Investing.com – S&P Global Ratings raised its long- and short-term issuer credit ratings on Poland-based (WSE:ALR) to ’BBB-/A-3’ from ’BB+/B’ on Tuesday. The outlook is stable. The ratings firm also affirmed its long- and short-term resolution counterparty ratings on the bank at ’BBB/A-2’.
The upgrade reflects Alior’s progress over 2025 on diversifying its lending activities and actively reducing its volume of nonperforming loans. The portfolio has diversified further, with a rising share of lower-risk products like mortgages and loans to small and midsize enterprises. Over 2025, particularly in the fourth quarter, Alior made significant progress in reducing its volume of NPLs, resulting in a year-end NPL ratio of 5.7% in S&P’s calculation, after 6.4% in third-quarter 2025 and 6.9% in 2024.
S&P expects cost of risk of 60-80 basis points, sustainably lower than those of a few years ago, reflecting the bank’s stricter lending standards and reduced share of risky lending. Alior targets to reduce its NPL ratio to below 5% by 2026, because this is a prerequisite to increase shareholder distributions to up to 75% of annual net income. With net profits of Polish zloty 2.4 billion, the bank maintained its profitability in 2025, despite the 175 basis point reduction in reference rates over 2025.
For year-end 2025, S&P expects the bank’s risk-adjusted capital ratio to have improved to about 14.1% from 13.0% a year before. The ratings firm considers the RAC ratio could decrease to 13.0%-14.0% by 2027, which is still a strong level. S&P expects a receding net interest margin of about 4.8% in 2027, good growth in fee income, and moderate growth in operating expense to translate into net profits of about PLN2 billion annually in its base-case scenario for 2026 and 2027.

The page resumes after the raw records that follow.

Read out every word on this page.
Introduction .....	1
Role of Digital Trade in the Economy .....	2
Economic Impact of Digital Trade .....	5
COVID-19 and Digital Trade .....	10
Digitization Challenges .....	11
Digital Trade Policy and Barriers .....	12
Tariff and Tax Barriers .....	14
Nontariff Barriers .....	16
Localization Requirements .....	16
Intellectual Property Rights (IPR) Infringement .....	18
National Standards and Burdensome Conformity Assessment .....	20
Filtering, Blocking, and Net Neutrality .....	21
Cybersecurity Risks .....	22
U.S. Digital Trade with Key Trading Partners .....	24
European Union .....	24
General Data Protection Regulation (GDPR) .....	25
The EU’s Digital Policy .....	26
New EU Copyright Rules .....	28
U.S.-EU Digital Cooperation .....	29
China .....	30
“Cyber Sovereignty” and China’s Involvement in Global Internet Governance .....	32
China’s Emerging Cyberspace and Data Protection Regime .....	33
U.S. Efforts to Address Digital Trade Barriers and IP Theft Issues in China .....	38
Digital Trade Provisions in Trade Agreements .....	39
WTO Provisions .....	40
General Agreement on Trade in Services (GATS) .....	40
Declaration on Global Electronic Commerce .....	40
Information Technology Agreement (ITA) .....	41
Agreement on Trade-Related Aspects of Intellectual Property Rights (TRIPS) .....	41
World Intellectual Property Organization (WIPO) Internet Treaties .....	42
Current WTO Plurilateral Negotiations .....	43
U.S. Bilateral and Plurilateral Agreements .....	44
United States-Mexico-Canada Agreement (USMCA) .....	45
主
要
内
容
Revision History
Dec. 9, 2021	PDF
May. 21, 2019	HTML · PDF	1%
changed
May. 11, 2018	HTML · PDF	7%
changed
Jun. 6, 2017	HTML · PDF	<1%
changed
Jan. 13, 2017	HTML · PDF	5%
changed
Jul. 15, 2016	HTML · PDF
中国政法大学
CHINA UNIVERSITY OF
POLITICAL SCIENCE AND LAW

The rating on Alior includes one notch of group support from Powszechny Zaklad Ubezpieczen, its largest shareholder. In June 2025, PZU signed a memorandum of understanding with Bank Polska Kasa Opieki S.A., where the parent owns 20%, to investigate a takeover of PZU by Pekao, creating one of the largest financial institution groups in Europe. S&P assumes the potential for extraordinary group support from PZU or Pekao would remain, continuing to support the rating on Alior.